RICHMOND — Lt. Gov. Bill Bolling announced his opposition Friday to uranium mining and milling in Virginia, citing the potential to slow business and job growth in Southside Virginia and concerns about its environmental impact.
The announcement, delivered in Danville with business leaders, is significant because Mr. Bolling is Gov. Bob McDonnell's jobs creation chief and proponents of mining have cited its potential to create hundreds of jobs. He also casts the tie-breaking vote in the Virginia Senate. The General Assembly is expected to take up the state's 30-year ban on uranium mining in the 2013 session.
Mr. Bolling, a Republican, said he has followed the fierce debate over uranium mining and has "come to the conclusion that the Virginia General Assembly should maintain the ban on uranium mining and milling in Virginia."
"First, I am concerned that removing this ban could have a chilling impact on our efforts to recruit new business, industry and jobs to southern Virginia, and it could also have a harmful impact on numerous existing businesses in the region," Mr. Bolling said in prepared remarks provided to the Associated Press. Mining, he said, could undermine efforts to revitalize a Southside economy that has suffered amid the decline of tobacco, furniture manufacturing and textiles.
The argument counters the job creation and revenues Virginia Uranium Inc. has cited as it has lobbied hard to end the 1982 mining moratorium.

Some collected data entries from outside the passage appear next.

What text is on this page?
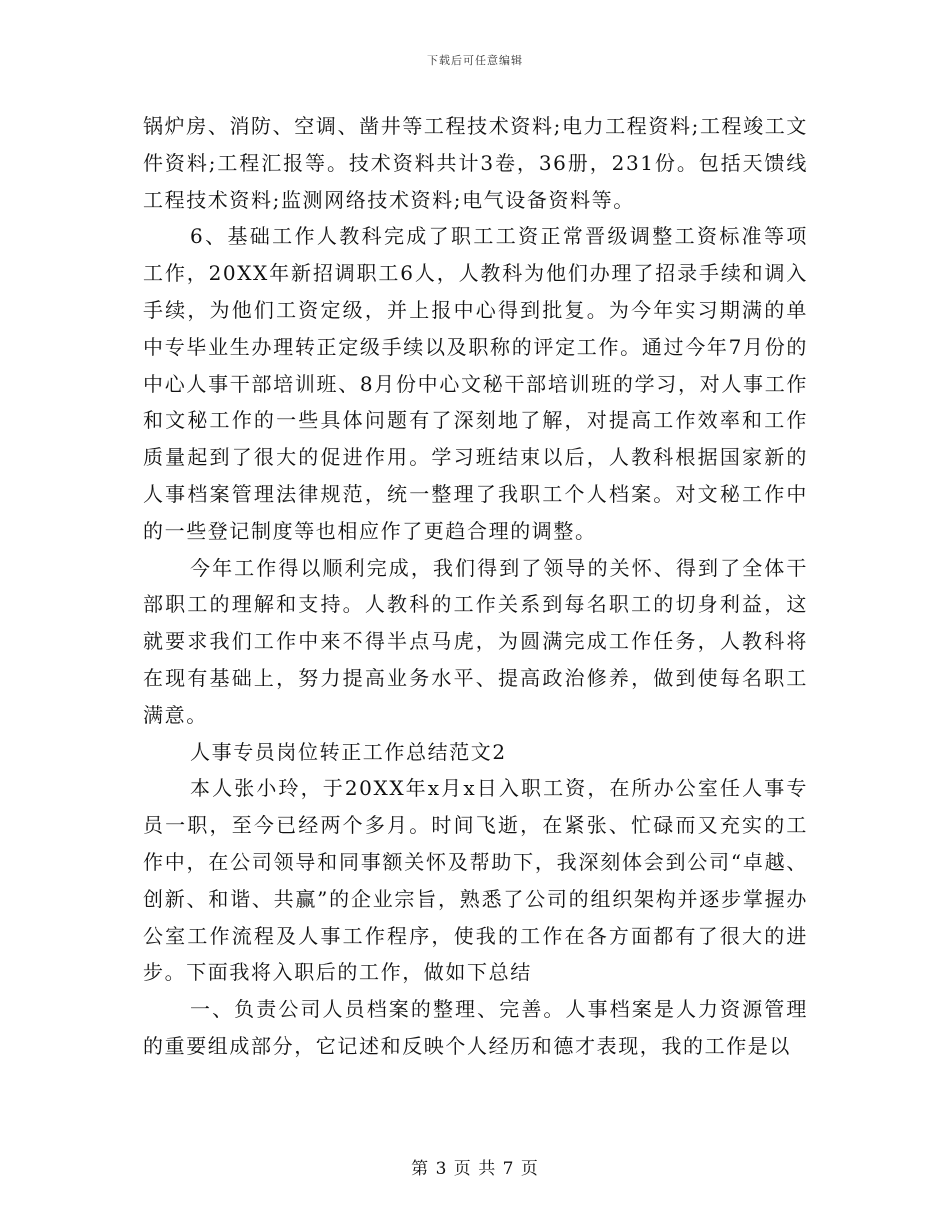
下载后可任意编辑

锅炉房、消防、空调、凿井等工程技术资料;电力工程资料;工程竣工文件资料;工程汇报等。技术资料共计3卷，36册，231份。包括天馈线工程技术资料;监测网络技术资料;电气设备资料等。

6、基础工作人教科完成了职工工资正常晋级调整工资标准等项工作，20XX年新招调职工6人，人教科为他们办理了招录手续和调入手续，为他们工资定级，并上报中心得到批复。为今年实习期满的单中专毕业生办理转正定级手续以及职称的评定工作。通过今年7月份的中心人事干部培训班、8月份中心文秘干部培训班的学习，对人事工作和文秘工作的一些具体问题有了深刻地了解，对提高工作效率和工作质量起到了很大的促进作用。学习班结束以后，人教科根据国家新的人事档案管理法律规范，统一整理了我职工个人档案。对文秘工作中的一些登记制度等也相应作了更趋合理的调整。

今年工作得以顺利完成，我们得到了领导的关怀、得到了全体干部职工的理解和支持。人教科的工作关系到每名职工的切身利益，这就要求我们工作中来不得半点马虎，为圆满完成工作任务，人教科将在现有基础上，努力提高业务水平、提高政治修养，做到使每名职工满意。

人事专员岗位转正工作总结范文2

本人张小玲，于20XX年x月x日入职工资，在所办公室任人事专员一职，至今已经两个多月。时间飞逝，在紧张、忙碌而又充实的工作中，在公司领导和同事额关怀及帮助下，我深刻体会到公司“卓越、创新、和谐、共赢”的企业宗旨，熟悉了公司的组织架构并逐步掌握办公室工作流程及人事工作程序，使我的工作在各方面都有了很大的进步。下面我将入职后的工作，做如下总结

一、负责公司人员档案的整理、完善。人事档案是人力资源管理的重要组成部分，它记述和反映个人经历和德才表现，我的工作是以

第 3 页 共 7 页
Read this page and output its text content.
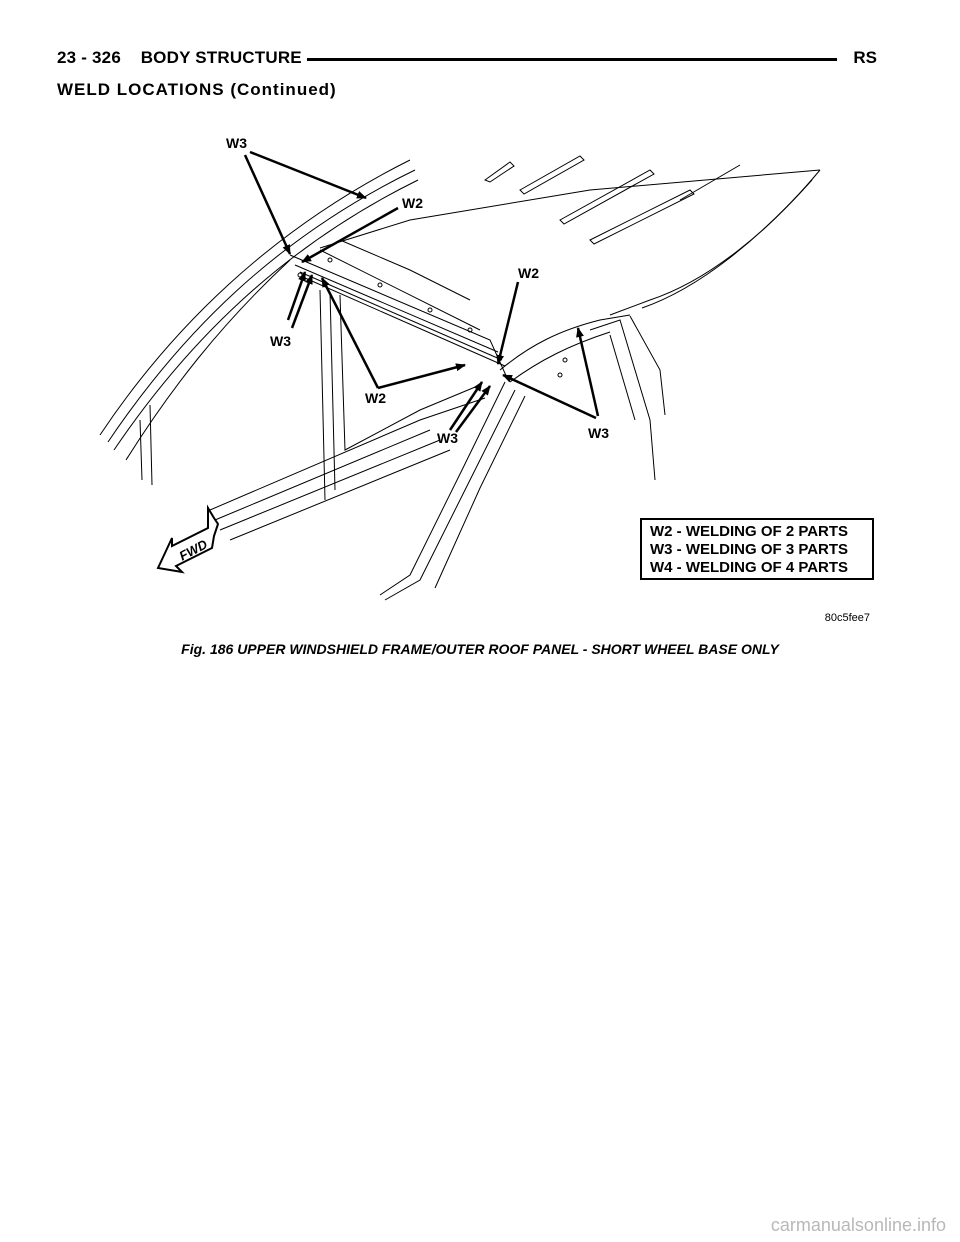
23 - 326 BODY STRUCTURE	RS
WELD LOCATIONS (Continued)
W3
W2
W2
W3
W2
W3	W3
FWD
W2 - WELDING OF 2 PARTS
W3 - WELDING OF 3 PARTS
W4 - WELDING OF 4 PARTS
80c5fee7
Fig. 186 UPPER WINDSHIELD FRAME/OUTER ROOF PANEL - SHORT WHEEL BASE ONLY
carmanualsonline.info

In a statement, Virginia Uranium complained that Mr. Bolling has refused its invitation to tour the so-called Coles Hill site of the uranium deposit and attempts to brief him on the scientific and technical aspects of its mining and milling plan.
"We took Lt. Gov. Bolling at his word when he claimed to support the expansion of Virginia's nuclear power sector and an `all of the above' approach to energy policy," Patrick Wales, the company's project manager, said in a statement. He added that Mr. Bolling is "clearly pursuing a `some of the above' energy policy that is the antithesis of free enterprise and free markets."

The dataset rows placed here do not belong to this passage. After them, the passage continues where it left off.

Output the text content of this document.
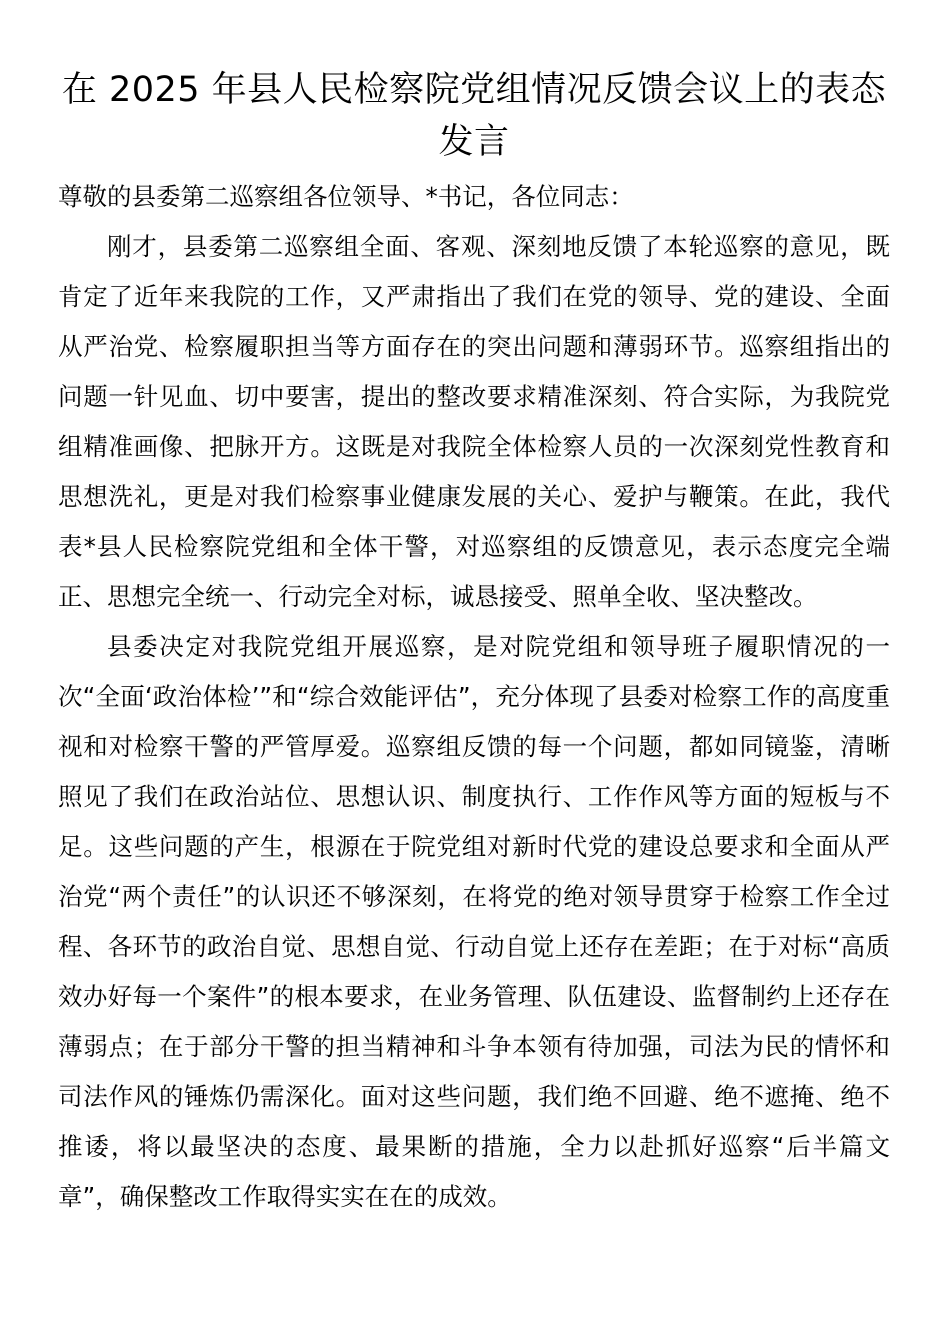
在 2025 年县人民检察院党组情况反馈会议上的表态发言

尊敬的县委第二巡察组各位领导、*书记，各位同志：

刚才，县委第二巡察组全面、客观、深刻地反馈了本轮巡察的意见，既肯定了近年来我院的工作，又严肃指出了我们在党的领导、党的建设、全面从严治党、检察履职担当等方面存在的突出问题和薄弱环节。巡察组指出的问题一针见血、切中要害，提出的整改要求精准深刻、符合实际，为我院党组精准画像、把脉开方。这既是对我院全体检察人员的一次深刻党性教育和思想洗礼，更是对我们检察事业健康发展的关心、爱护与鞭策。在此，我代表*县人民检察院党组和全体干警，对巡察组的反馈意见，表示态度完全端正、思想完全统一、行动完全对标，诚恳接受、照单全收、坚决整改。

县委决定对我院党组开展巡察，是对院党组和领导班子履职情况的一次“全面‘政治体检’”和“综合效能评估”，充分体现了县委对检察工作的高度重视和对检察干警的严管厚爱。巡察组反馈的每一个问题，都如同镜鉴，清晰照见了我们在政治站位、思想认识、制度执行、工作作风等方面的短板与不足。这些问题的产生，根源在于院党组对新时代党的建设总要求和全面从严治党“两个责任”的认识还不够深刻，在将党的绝对领导贯穿于检察工作全过程、各环节的政治自觉、思想自觉、行动自觉上还存在差距；在于对标“高质效办好每一个案件”的根本要求，在业务管理、队伍建设、监督制约上还存在薄弱点；在于部分干警的担当精神和斗争本领有待加强，司法为民的情怀和司法作风的锤炼仍需深化。面对这些问题，我们绝不回避、绝不遮掩、绝不推诿，将以最坚决的态度、最果断的措施，全力以赴抓好巡察“后半篇文章”，确保整改工作取得实实在在的成效。
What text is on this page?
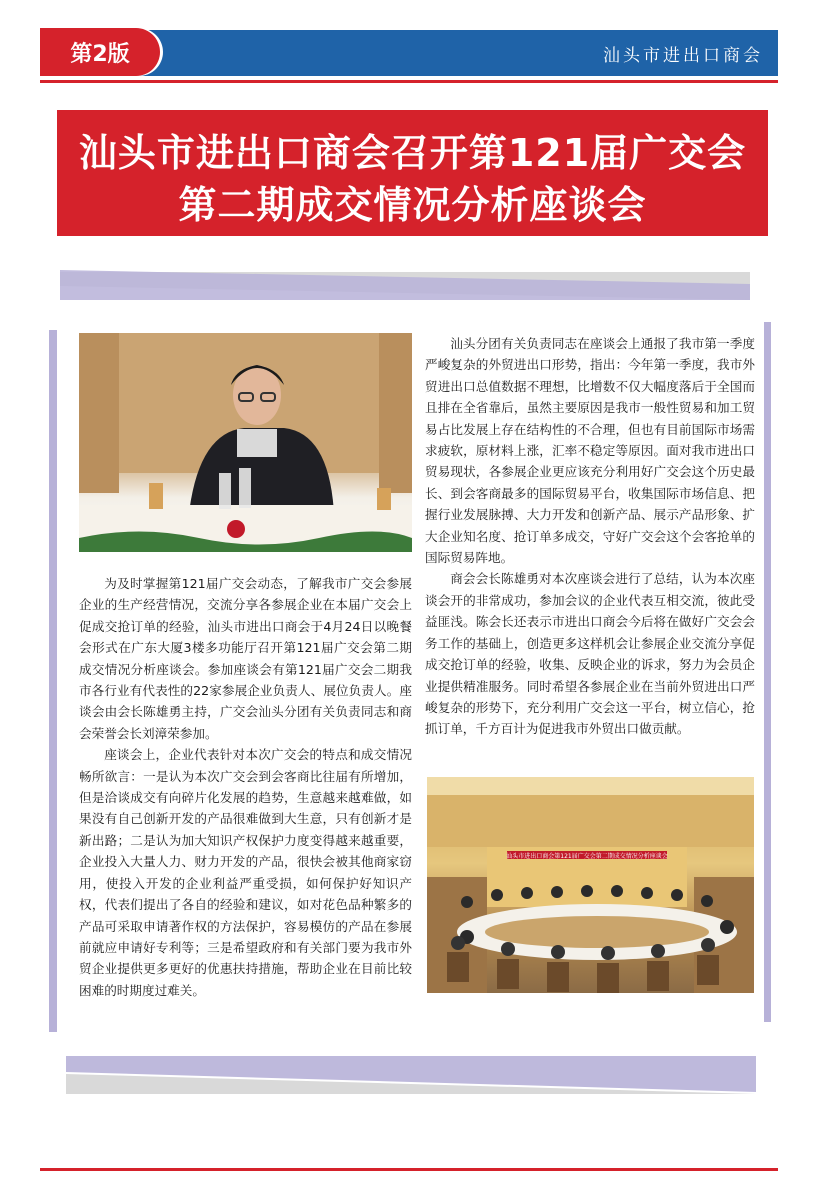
第2版	汕头市进出口商会
汕头市进出口商会召开第121届广交会
第二期成交情况分析座谈会

为及时掌握第121届广交会动态，了解我市广交会参展企业的生产经营情况，交流分享各参展企业在本届广交会上促成交抢订单的经验，汕头市进出口商会于4月24日以晚餐会形式在广东大厦3楼多功能厅召开第121届广交会第二期成交情况分析座谈会。参加座谈会有第121届广交会二期我市各行业有代表性的22家参展企业负责人、展位负责人。座谈会由会长陈雄勇主持，广交会汕头分团有关负责同志和商会荣誉会长刘漳荣参加。

座谈会上，企业代表针对本次广交会的特点和成交情况畅所欲言：一是认为本次广交会到会客商比往届有所增加，但是洽谈成交有向碎片化发展的趋势，生意越来越难做，如果没有自己创新开发的产品很难做到大生意，只有创新才是新出路；二是认为加大知识产权保护力度变得越来越重要，企业投入大量人力、财力开发的产品，很快会被其他商家窃用，使投入开发的企业利益严重受损，如何保护好知识产权，代表们提出了各自的经验和建议，如对花色品种繁多的产品可采取申请著作权的方法保护，容易模仿的产品在参展前就应申请好专利等；三是希望政府和有关部门要为我市外贸企业提供更多更好的优惠扶持措施，帮助企业在目前比较困难的时期度过难关。

汕头分团有关负责同志在座谈会上通报了我市第一季度严峻复杂的外贸进出口形势，指出：今年第一季度，我市外贸进出口总值数据不理想，比增数不仅大幅度落后于全国而且排在全省靠后，虽然主要原因是我市一般性贸易和加工贸易占比发展上存在结构性的不合理，但也有目前国际市场需求疲软，原材料上涨，汇率不稳定等原因。面对我市进出口贸易现状，各参展企业更应该充分利用好广交会这个历史最长、到会客商最多的国际贸易平台，收集国际市场信息、把握行业发展脉搏、大力开发和创新产品、展示产品形象、扩大企业知名度、抢订单多成交，守好广交会这个会客抢单的国际贸易阵地。

商会会长陈雄勇对本次座谈会进行了总结，认为本次座谈会开的非常成功，参加会议的企业代表互相交流，彼此受益匪浅。陈会长还表示市进出口商会今后将在做好广交会会务工作的基础上，创造更多这样机会让参展企业交流分享促成交抢订单的经验，收集、反映企业的诉求，努力为会员企业提供精准服务。同时希望各参展企业在当前外贸进出口严峻复杂的形势下，充分利用广交会这一平台，树立信心，抢抓订单，千方百计为促进我市外贸出口做贡献。

汕头市进出口商会第121届广交会第二期成交情况分析座谈会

Besides the economic impact, Mr. Bolling said he has "too many unanswered questions" about how the mining and processing of the ore would potentially affect the environment.
Finally, Mr. Bolling said the Southside Virginia delegation to the General Assembly supports the ban, as does the local Chamber of Commerce.
"If political and business leaders in the region that would benefit the most from uranium mining believe the ban should stay in place, politicians in Richmond should not lift the ban against their wishes," Mr. Bolling said.
Virginia Uranium wants to operate what would be the first full-fledged uranium mining operation east of the Mississippi. It wants to tap what is the largest known deposit of the ore in the U.S. and one of the largest in the world. It maintains the mining, the separation of ore from rock and the storage of waste for generations can be conducted safely.
Opponents, however, argue that Virginia's wet, storm-prone environment is ill-suited for a mining industry that has been centered primarily in the arid southwest. They fear a release of uranium-laced tailings, or waste, could foul public water supplies for residents as far away as Hampton Roads and farm fields.
Mr. Bolling announced in November he would not be seeking his party's nomination for governor, leaving Attorney General Kenneth T. Cuccinelli II the presumptive nominee. Mr. Bolling, however, has not ruled out an independent run for governor.
Mr. McDonnell, also a Republican, said he has not formed a position yet on uranium mining.
Sen. John Watkins, Powhatan Republican, has proposed legislation to lay the regulatory framework for uranium mining.
He said he was disappointed by Mr. Bolling's opposition.
"The legislation I am working on is not even complete and may very well address his concerns," Mr. Watkins said in a statement. "I would have expected a more thoughtful approach to this issue from Bill given his commitment to creating jobs, particularly in Southside."